Looking at (4) we observe the following is left to show:
\begin{align*}
(x+y)^n=\color{blue}{(y-n)}\sum_{k=0}\binom{n}{k}(x+k)^k(y-k)^{n-k-1}\tag{5}
\end{align*}
We use Abel's generalisation with $z=-1$ which gives
\begin{align*}
(x + y)^n = \color{blue}{x}\sum_{k=0}^n \binom{n}{k} (x+k)^{k-1} (y - k)^{n-k}\tag{6}
\end{align*}
and we see (6) is close to the wanted representation (5) indicating we could give the substitution $\color{blue}{x\to y-n}$ a try.
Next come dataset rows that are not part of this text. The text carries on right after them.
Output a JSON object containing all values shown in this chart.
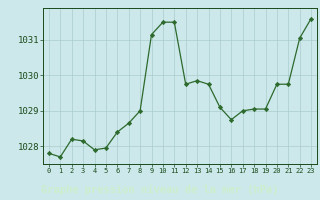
{
  "hours": [
    0,
    1,
    2,
    3,
    4,
    5,
    6,
    7,
    8,
    9,
    10,
    11,
    12,
    13,
    14,
    15,
    16,
    17,
    18,
    19,
    20,
    21,
    22,
    23
  ],
  "pressure": [
    1027.8,
    1027.7,
    1028.2,
    1028.15,
    1027.9,
    1027.95,
    1028.4,
    1028.65,
    1029.0,
    1031.15,
    1031.5,
    1031.5,
    1029.75,
    1029.85,
    1029.75,
    1029.1,
    1028.75,
    1029.0,
    1029.05,
    1029.05,
    1029.75,
    1029.75,
    1031.05,
    1031.6
  ],
  "line_color": "#2d6a2d",
  "marker_color": "#2d6a2d",
  "bg_color": "#cce8ea",
  "grid_color": "#aacccc",
  "xlabel": "Graphe pression niveau de la mer (hPa)",
  "xlabel_color": "#1a4a1a",
  "tick_color": "#1a4a1a",
  "ylim": [
    1027.5,
    1031.9
  ],
  "yticks": [
    1028,
    1029,
    1030,
    1031
  ],
  "bottom_bg": "#3a6a3a",
  "bottom_text_color": "#cceecc"
}
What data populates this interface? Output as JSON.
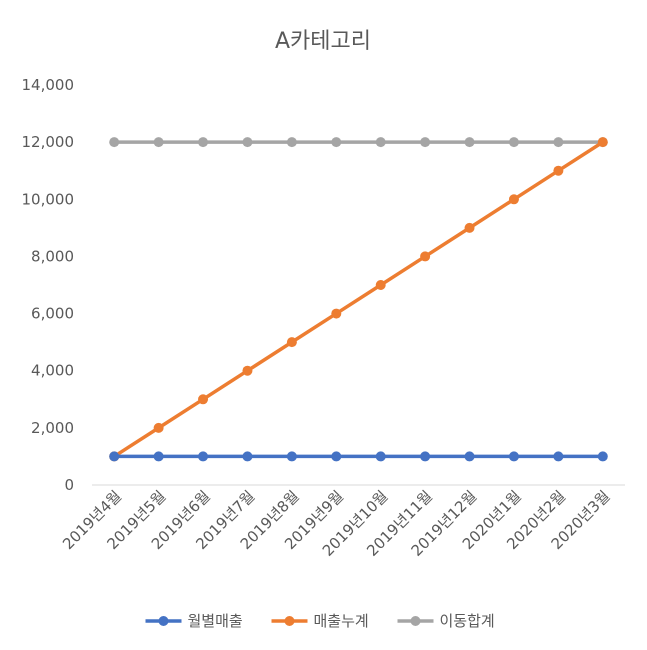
{
  "chart_data": {
    "type": "line",
    "title": "A카테고리",
    "xlabel": "",
    "ylabel": "",
    "categories": [
      "2019년4월",
      "2019년5월",
      "2019년6월",
      "2019년7월",
      "2019년8월",
      "2019년9월",
      "2019년10월",
      "2019년11월",
      "2019년12월",
      "2020년1월",
      "2020년2월",
      "2020년3월"
    ],
    "ylim": [
      0,
      14000
    ],
    "yticks": [
      "0",
      "2,000",
      "4,000",
      "6,000",
      "8,000",
      "10,000",
      "12,000",
      "14,000"
    ],
    "grid": false,
    "legend_position": "bottom",
    "series": [
      {
        "name": "월별매출",
        "color": "#4472c4",
        "values": [
          1000,
          1000,
          1000,
          1000,
          1000,
          1000,
          1000,
          1000,
          1000,
          1000,
          1000,
          1000
        ]
      },
      {
        "name": "매출누계",
        "color": "#ed7d31",
        "values": [
          1000,
          2000,
          3000,
          4000,
          5000,
          6000,
          7000,
          8000,
          9000,
          10000,
          11000,
          12000
        ]
      },
      {
        "name": "이동합계",
        "color": "#a5a5a5",
        "values": [
          12000,
          12000,
          12000,
          12000,
          12000,
          12000,
          12000,
          12000,
          12000,
          12000,
          12000,
          12000
        ]
      }
    ]
  }
}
This substitution finally does the job.

We obtain
\begin{align*}
\color{blue}{(x+y)^n}&=((y-n)+(x+n))^n\tag{7}\\
&=\sum_{k=0}^n\binom{n}{k}(y-n)((y-n)+k)^{k-1}((x+n)-k)^{n-k}\tag{8}\\
&=\sum_{k=0}^n\binom{n}{k}(y-n)(y-(n-k))^{k-1}(x+(n-k))^{n-k}\\
&\,\,\color{blue}{=(y-n)\sum_{k=0}^n\binom{n}{k}(y-k)^{n-k-1}(x+k)^{k}}\tag{9}\\
\end{align*}
which is besides a factor $x$ the sum in (4) and the claim follows.

Comment:

*

*In (7) we use the substitution $x\to y-n$ and $y\to x+n$.


*In (8) we use Abel's generalised binomial theorem from (6).


*In (9) we change the order of summation $k\to n-k$.